2023/14 Cette nuit qui m’a donné le jour, Frédéric Perrot. Milaet Barrault, 02/2022. 284 p. 19 € *****

Le père d'Etienne, atteint de la maladie de Charcot, vient de mourir. Pour sa veuve et son fils, c'est un bouleversement terrible. Henri et Marlène formaient un couple parfait depuis trente ans, solide, inaltérable. Etienne découvre dans l’ordinateur de son père deux éléments qui vont chambouler sa perception de ses parents : d’abord un historique des dialogues qu’Henri, incapable de parler, dictait avec les yeux au logiciel, qui lui révèle une vérité inattendue, et une lettre écrite par Henri, qu'il a dédiée à son fils.
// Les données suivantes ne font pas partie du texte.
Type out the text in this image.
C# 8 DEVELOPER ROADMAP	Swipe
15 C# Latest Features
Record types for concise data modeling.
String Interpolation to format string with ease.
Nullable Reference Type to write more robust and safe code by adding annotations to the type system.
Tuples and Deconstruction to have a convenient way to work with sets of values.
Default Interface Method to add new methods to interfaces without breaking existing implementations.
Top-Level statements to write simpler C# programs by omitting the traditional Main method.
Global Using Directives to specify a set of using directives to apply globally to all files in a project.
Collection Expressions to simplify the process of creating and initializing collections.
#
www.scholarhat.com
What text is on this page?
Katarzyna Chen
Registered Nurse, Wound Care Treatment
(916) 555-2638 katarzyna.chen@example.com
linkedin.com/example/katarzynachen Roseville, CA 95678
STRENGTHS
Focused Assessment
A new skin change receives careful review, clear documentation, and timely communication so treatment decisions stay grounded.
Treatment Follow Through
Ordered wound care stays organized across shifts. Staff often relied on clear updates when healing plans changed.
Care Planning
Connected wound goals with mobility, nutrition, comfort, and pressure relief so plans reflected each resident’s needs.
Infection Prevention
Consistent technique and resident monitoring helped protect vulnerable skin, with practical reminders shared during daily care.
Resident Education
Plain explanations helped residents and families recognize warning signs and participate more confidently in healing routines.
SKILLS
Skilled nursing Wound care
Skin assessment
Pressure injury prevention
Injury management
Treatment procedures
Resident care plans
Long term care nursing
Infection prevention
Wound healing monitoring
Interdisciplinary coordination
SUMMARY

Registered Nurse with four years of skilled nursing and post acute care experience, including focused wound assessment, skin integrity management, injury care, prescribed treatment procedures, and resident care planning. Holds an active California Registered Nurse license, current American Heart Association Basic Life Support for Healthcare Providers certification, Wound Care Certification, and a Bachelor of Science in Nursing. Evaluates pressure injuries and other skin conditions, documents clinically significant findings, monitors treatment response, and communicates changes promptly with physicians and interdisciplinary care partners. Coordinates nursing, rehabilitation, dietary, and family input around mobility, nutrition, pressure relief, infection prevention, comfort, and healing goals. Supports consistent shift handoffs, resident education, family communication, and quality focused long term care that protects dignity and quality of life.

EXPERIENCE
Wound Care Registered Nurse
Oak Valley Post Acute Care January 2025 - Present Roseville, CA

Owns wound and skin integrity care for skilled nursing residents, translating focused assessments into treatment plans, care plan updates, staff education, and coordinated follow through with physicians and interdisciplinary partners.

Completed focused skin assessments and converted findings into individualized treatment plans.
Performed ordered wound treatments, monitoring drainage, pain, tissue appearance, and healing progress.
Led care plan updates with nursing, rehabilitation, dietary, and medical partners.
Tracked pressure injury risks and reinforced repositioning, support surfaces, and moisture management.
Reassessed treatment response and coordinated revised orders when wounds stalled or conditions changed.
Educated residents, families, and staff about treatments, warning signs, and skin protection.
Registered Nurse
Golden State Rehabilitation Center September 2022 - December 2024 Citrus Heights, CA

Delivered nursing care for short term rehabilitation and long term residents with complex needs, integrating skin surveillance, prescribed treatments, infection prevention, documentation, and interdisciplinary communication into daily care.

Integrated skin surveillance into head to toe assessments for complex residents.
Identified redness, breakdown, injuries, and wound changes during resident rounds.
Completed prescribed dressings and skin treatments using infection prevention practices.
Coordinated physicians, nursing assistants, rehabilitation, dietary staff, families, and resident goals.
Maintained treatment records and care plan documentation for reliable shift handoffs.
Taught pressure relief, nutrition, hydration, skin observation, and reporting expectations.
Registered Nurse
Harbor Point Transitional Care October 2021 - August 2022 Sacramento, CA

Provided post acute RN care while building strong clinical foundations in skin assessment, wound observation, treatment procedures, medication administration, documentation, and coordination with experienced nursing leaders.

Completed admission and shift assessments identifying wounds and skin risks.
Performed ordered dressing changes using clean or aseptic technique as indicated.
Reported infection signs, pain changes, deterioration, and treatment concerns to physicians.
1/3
C’est un long récit où il raconte son secret : celui de sa rencontre avec Jean dans un bar, et une relation qui a duré des années sans que personne ne connaisse rien de l'identité ni de l'histoire de cet être aimé.

Henri a passé avec Jean en tout et pour tout 28 jours, sur les seize années qu’aura duré leur relation. C’est peu, évidemment, et peut-être une des raisons pour lesquelles Henri a choisi de ne pas quitter Marlène, qu’il aimait tout autant que Jean, quoique différemment. Ce roman réussit à sortir de la thématique rabattue de la liaison adultère en questionnant sur le polyamour : l’auteur se garde bien d’émettre un quelconque jugement sur la lâcheté d’Henri, préférant illustrer la possibilité d’aimer deux êtres, et de ne vouloir en perdre aucun. C’est aussi la leçon qu’en tirent Marlène et Etienne, qui ne considéreront pas Jean comme un ennemi. Ecrit par un scénariste, le récit fourmille de détails très visuels ; quand il est soumis à un stress, Henri est envahi par une foule de pensées qui viennent parasiter son esprit mais qui nous semblent si familières – ne pas avoir sorti le linge de la machine avant de partir, s’inquiéter de son apparence, après avoir surgi de son bain pour répondre au téléphone au milieu du salon. L’effet de réel se colore d’autodérision et de gravité, évitant avec adresse le pathos, à l’exception peut-être des derniers chapitres, quand Marlène prend la parole.

Un très beau roman donc, découvert dans un contexte particulier, celui d’un trajet en voiture pour rentrer de vacances au cours duquel une copilote insensible au mal des transports m’a lu le récit d’Henri pendant sept heures et sans faillir, sorte de livre audio vivant qui confirme qu’en voiture, prisonnier de l’habitacle, on a une qualité d’écoute qui n’existe pas dans la vie quotidienne. On devrait lire plus souvent quand on conduit.